Powering for Privacy: Improving User Trust in Smart Speaker Microphones with Intentional Powering and Perceptible Assurance

Youngwook Do and Nivedita Arora, Georgia Institute of Technology; Ali Mirzazadeh and Injoo Moon, Georgia Institute of Technology and Massachusetts Institute of Technology; Eryue Xu, Georgia Institute of Technology; Zhihan Zhang,Georgia Institute of Technology and University of Washington; Gregory D. Abowd, Georgia Institute of Technology and Northeastern University; Sauvik Das, Georgia Institute of Technology and Carnegie Mellon University

Abstract: Smart speakers come with always-on microphones to facilitate voice-based interaction. To address user privacy concerns, existing devices come with a number of privacy features: e.g., mute buttons and local trigger-word detection modules. But it is difficult for users to trust that these manufacturer-provided privacy features actually work given that there is a misalignment of incentives: Google, Meta, and Amazon benefit from collecting personal data and users know it. What's needed is perceptible assurance — privacy features that users can, through physical perception, verify actually work. To that end, researchers introduce, implement, and evaluate the idea of "intentionally-powered" microphones to provide users with perceptible assurance of privacy with smart speakers. The authors employed an iterative-design process to develop Candid Mic, a battery-free, wireless microphone that can only be powered by harvesting energy from intentional user interactions. Moreover, users can visually inspect the (dis)connection between the energy harvesting module and the microphone. Through a within-subjects experiment, they found that Candid Mic provides users with perceptible assurance about whether the microphone is capturing audio or not and improves user trust in using smart speakers relative to mute button interfaces.

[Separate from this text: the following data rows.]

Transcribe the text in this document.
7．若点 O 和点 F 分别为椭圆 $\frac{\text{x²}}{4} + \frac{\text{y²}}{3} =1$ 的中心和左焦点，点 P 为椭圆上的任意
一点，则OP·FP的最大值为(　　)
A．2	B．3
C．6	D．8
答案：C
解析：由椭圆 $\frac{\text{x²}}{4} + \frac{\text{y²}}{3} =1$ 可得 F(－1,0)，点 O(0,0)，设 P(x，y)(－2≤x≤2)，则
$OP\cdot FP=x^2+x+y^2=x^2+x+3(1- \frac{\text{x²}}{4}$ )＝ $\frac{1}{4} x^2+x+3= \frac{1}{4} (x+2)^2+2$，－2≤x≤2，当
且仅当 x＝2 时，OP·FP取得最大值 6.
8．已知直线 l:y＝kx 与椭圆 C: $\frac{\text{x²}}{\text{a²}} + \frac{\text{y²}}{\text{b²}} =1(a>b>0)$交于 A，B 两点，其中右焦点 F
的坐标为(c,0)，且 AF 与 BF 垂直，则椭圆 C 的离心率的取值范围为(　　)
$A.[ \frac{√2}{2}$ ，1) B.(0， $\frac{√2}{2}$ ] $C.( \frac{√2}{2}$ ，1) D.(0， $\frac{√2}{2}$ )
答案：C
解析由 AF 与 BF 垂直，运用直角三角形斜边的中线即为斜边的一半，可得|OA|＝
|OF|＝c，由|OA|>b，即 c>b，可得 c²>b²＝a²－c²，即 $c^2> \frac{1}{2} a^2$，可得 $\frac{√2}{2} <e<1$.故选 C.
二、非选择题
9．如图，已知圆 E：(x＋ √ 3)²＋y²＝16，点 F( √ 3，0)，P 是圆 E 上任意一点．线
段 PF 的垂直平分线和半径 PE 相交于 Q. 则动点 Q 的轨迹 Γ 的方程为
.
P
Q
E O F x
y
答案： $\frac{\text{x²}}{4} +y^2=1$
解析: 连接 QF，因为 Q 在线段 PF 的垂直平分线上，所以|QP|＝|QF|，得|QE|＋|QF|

User Awareness and Behaviors Concerning Encrypted DNS Settings in Web Browsers

Alexandra Nisenoff, Carnegie Mellon University and University of Chicago; Ranya Sharma and Nick Feamster, University of Chicago

Abstract: Recent developments to encrypt the Domain Name System (DNS) have resulted in major browser and operating system vendors deploying encrypted DNS functionality, often enabling various configurations and settings by default. In many cases, default encrypted DNS settings have implications for performance and privacy; for example, Firefox’s default DNS setting sends all of a user’s DNS queries to Cloudflare, potentially introducing new privacy vulnerabilities. In this paper, researchers confirm that most users are unaware of these developments—with respect to the rollout of these new technologies, the changes in default settings, and the ability to customize encrypted DNS configuration to balance user preferences between privacy and performance. The authors’ findings suggest several important implications for the designers of interfaces for encrypted DNS functionality in both browsers and operating systems, to help improve user awareness concerning these settings, and to ensure that users retain the ability to make choices that allow them to balance trade offs concerning DNS privacy and performance.